Liberating Chelak from reproductive slavery, Sooz and Dardram find themselves in 1971 California on the front yard of widower Richard Lund and his five-year-old daughter Gilly. The Lunds are stymied by their visitors' claim to be from another galaxy, but Sooz's medical acumen remains only for those in the Mendocino County district who fear being harassed for their ethnicity.
A love story, Home and Far Away explores Richard and Sooz's irreverent attraction as well as Sooz's assimilation of Earth's culture via soap operas and the chance to put her medical skills to use. Entering the local physician's practice, Sooz discovers the truth behind Noth's motives, and in having judged Richard according to her beliefs, those assumptions are turned inside out, as well as Sooz's heart in regard to Gilly and her father.

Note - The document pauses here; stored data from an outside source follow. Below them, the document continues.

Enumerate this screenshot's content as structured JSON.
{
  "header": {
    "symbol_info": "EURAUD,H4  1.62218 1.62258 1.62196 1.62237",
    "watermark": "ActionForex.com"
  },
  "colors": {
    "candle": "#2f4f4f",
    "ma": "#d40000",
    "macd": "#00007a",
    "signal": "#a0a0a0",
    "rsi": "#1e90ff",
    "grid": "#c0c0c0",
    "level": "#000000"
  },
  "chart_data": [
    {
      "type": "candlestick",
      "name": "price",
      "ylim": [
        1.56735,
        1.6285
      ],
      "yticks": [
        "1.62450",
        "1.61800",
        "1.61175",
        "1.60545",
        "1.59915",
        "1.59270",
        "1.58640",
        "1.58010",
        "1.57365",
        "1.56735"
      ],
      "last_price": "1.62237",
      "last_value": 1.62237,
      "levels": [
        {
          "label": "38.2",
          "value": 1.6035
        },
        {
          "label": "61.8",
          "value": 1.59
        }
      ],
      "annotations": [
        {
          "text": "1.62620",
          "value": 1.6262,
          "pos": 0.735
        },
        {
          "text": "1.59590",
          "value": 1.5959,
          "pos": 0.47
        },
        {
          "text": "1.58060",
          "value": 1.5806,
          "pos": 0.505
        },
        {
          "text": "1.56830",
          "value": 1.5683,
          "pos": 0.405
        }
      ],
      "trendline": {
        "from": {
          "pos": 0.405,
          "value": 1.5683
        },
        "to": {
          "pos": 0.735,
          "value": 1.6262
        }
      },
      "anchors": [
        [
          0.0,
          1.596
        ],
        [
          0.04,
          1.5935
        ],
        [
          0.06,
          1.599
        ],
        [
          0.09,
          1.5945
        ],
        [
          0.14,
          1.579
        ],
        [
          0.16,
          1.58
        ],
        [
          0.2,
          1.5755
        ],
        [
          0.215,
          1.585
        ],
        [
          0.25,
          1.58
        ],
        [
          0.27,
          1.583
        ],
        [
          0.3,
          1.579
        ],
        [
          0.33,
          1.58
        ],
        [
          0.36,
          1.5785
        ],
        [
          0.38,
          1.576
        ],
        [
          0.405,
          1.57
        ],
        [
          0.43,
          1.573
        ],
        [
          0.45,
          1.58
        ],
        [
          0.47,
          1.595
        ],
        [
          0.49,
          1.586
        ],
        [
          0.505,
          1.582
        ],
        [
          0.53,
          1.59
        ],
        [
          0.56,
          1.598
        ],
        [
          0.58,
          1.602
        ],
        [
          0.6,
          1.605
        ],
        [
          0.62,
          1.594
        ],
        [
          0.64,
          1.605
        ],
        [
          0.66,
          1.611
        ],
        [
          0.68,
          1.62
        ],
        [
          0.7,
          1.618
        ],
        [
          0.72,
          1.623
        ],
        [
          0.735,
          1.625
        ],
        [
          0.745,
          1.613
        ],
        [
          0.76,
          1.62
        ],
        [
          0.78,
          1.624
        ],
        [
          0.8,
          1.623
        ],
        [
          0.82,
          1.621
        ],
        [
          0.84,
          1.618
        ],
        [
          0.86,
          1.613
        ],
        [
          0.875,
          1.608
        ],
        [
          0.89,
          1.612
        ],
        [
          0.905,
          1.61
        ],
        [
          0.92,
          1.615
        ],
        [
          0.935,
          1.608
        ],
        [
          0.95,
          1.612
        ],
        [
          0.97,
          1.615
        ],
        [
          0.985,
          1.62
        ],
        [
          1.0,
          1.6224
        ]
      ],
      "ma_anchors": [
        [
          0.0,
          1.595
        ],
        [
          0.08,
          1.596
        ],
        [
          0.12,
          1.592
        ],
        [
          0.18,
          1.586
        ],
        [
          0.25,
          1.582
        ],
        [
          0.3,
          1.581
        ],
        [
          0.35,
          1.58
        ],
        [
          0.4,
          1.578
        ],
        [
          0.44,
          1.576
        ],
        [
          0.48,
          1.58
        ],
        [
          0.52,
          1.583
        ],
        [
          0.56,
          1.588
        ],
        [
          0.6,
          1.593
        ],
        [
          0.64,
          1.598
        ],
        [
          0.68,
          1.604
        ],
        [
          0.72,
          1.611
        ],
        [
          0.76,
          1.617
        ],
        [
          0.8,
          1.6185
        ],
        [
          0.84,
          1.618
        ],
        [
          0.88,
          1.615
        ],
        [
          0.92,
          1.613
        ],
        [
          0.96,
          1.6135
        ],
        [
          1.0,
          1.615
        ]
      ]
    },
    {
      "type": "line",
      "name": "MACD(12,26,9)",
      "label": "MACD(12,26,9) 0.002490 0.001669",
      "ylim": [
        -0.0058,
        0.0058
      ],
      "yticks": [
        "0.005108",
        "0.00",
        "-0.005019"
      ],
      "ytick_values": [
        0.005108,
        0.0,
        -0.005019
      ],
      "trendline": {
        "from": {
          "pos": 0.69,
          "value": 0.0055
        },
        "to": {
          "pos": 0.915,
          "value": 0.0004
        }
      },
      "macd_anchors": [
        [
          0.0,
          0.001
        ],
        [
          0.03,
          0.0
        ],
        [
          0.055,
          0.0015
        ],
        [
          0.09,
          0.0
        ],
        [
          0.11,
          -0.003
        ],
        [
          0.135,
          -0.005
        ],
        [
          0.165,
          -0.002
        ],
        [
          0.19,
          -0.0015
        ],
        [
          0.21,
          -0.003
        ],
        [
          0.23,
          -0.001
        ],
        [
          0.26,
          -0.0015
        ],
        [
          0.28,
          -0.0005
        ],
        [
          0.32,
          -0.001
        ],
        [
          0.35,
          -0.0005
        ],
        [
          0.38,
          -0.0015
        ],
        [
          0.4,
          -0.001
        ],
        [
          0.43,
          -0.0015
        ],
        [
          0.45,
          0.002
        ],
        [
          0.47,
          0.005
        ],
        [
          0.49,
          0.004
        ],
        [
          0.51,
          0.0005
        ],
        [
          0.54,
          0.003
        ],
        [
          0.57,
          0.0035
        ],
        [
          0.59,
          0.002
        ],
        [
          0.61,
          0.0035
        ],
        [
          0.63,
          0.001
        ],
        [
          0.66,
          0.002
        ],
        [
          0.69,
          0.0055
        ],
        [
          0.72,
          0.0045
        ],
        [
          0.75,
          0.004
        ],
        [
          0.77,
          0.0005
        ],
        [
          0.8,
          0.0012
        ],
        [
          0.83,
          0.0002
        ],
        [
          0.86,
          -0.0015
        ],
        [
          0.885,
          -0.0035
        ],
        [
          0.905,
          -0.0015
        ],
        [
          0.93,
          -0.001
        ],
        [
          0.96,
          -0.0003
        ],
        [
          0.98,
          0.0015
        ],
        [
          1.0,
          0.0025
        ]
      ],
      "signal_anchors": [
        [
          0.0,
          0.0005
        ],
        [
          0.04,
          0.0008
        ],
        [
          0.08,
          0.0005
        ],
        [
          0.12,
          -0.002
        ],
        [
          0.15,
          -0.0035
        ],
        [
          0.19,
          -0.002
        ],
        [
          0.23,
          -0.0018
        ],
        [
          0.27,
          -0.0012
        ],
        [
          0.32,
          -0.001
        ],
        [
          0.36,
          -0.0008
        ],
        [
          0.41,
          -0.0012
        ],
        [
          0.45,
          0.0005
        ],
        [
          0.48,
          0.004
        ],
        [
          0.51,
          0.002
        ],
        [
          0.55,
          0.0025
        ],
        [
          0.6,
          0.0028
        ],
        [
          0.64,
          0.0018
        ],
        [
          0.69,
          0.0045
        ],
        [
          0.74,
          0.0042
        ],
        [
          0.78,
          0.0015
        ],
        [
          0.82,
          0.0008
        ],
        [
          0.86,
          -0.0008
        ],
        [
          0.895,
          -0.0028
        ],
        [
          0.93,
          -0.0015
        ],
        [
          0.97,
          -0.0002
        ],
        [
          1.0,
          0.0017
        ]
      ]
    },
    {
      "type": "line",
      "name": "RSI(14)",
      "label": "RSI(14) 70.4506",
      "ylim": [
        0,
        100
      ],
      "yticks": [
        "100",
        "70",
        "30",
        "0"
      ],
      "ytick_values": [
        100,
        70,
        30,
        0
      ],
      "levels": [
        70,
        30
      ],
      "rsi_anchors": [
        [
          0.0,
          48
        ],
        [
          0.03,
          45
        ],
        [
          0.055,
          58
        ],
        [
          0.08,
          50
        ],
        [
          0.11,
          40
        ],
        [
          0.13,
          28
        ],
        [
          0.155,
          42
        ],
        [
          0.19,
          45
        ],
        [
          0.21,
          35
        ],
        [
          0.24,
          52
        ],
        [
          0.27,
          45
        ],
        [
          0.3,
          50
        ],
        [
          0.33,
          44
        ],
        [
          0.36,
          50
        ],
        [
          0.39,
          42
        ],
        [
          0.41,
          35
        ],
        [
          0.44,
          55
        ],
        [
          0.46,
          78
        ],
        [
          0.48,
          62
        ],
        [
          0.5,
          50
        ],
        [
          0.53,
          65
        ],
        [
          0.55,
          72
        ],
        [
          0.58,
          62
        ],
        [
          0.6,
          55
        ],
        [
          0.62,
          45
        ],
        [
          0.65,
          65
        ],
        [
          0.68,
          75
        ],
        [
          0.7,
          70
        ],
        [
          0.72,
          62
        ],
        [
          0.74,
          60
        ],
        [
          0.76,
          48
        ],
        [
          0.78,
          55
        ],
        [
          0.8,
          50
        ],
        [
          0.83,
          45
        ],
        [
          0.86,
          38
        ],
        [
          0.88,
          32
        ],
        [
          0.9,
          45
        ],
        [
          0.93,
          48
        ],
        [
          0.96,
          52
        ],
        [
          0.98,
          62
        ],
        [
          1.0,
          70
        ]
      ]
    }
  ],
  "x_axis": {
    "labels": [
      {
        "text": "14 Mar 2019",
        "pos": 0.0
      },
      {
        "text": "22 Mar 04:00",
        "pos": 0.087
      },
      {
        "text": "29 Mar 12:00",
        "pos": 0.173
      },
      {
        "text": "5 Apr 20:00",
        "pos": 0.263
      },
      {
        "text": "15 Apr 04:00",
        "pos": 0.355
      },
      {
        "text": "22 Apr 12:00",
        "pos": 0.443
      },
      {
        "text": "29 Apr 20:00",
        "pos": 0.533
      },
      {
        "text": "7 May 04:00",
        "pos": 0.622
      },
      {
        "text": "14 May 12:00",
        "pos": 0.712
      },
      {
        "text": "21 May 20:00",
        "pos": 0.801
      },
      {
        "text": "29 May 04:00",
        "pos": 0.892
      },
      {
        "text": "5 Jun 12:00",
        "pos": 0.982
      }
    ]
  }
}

But how to boil down, without spoilers, the essence of a thirty-nine-chapter novel that defies genres and all manners to shoehorn it into an acceptable box. This is no typical time-travel romance or space-opera adventure; this is a tale about human beings, even if two are from how many galaxies away, and one not even our DNA. It's about an alien merging into humanity, cattle finding liberty, an entire hamlet affected by a black female doctor who correctly believes she has all the rights of those within her scope, as well as the harried clients she treats. Read the first three books in this series if you wish, or Far Away from Home, which details Sooz's past, or simply dive into this installment of The Enran Chronicles; you'll figure it out quickly. Science fiction blended with women's fiction along with a heavy dollop of romance, Home and Far Away proffers an outsider's analysis of late twentieth century America and immense healing for all involved. You want a happy ending? You'll find it, and much more, in this fourth segment of The Enran Chronicles.